Government Spending on Agriculture and Economic Growth Nexus in Nepal: An ARDL Bounds Testing Approach
DOI:
https://doi.org/10.3126/dristikon.v16i1.95144Keywords:
agricultural expenditure, economic growth, public investment, ARDL bounds testing, cointegrationAbstract
This study investigates the relationship between government spending on agriculture and economic growth in Nepal using the Autoregressive Distributed Lag (ARDL) bounds testing approach with annual data spanning from 1990 to 2023. As an agrarian economy where agriculture contributes approximately one-quarter of GDP and employs nearly two-thirds of the population, understanding the growth implications of agricultural public expenditure is critical for development policy formulation.

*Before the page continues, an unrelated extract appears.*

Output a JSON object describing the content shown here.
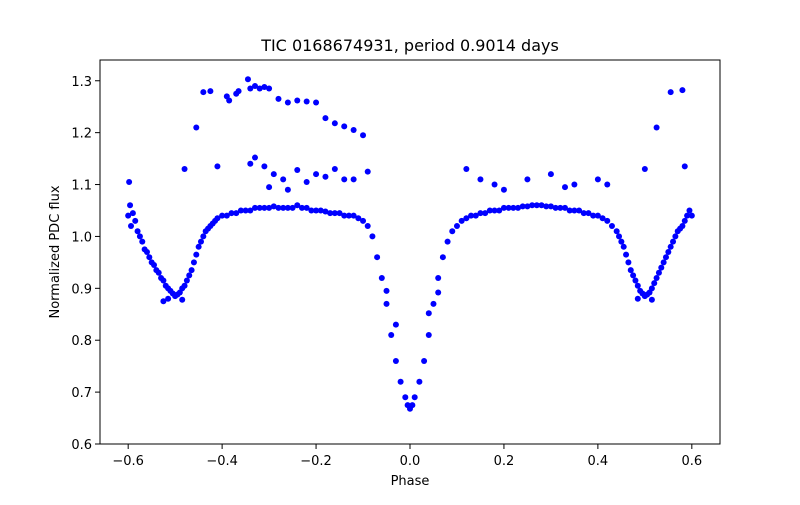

Our empirical findings reveal several key insights: First, government spending on agriculture exhibits a positive and statistically significant long-run relationship with economic growth, with elasticity estimates suggesting that a ten percent increase in agricultural expenditure raises GDP growth by approximately one percentage point. Second, the relationship displays diminishing returns, indicating optimal expenditure thresholds beyond which additional spending generates progressively smaller growth dividends. Third, the composition of agricultural spending matters significantly, with expenditure on irrigation infrastructure and rural roads demonstrating substantially stronger growth impacts compared to agricultural subsidies. Fourth, cointegration analysis confirms stable long-run equilibrium relationships despite short-term fluctuations, with adjustment speeds indicating that deviations from equilibrium are corrected within two to three years. The study contributes to the development economics literature by providing robust empirical evidence on the agriculture-growth nexus in a least developed country context, with important implications for public expenditure prioritization, sectoral resource allocation, and rural development strategy.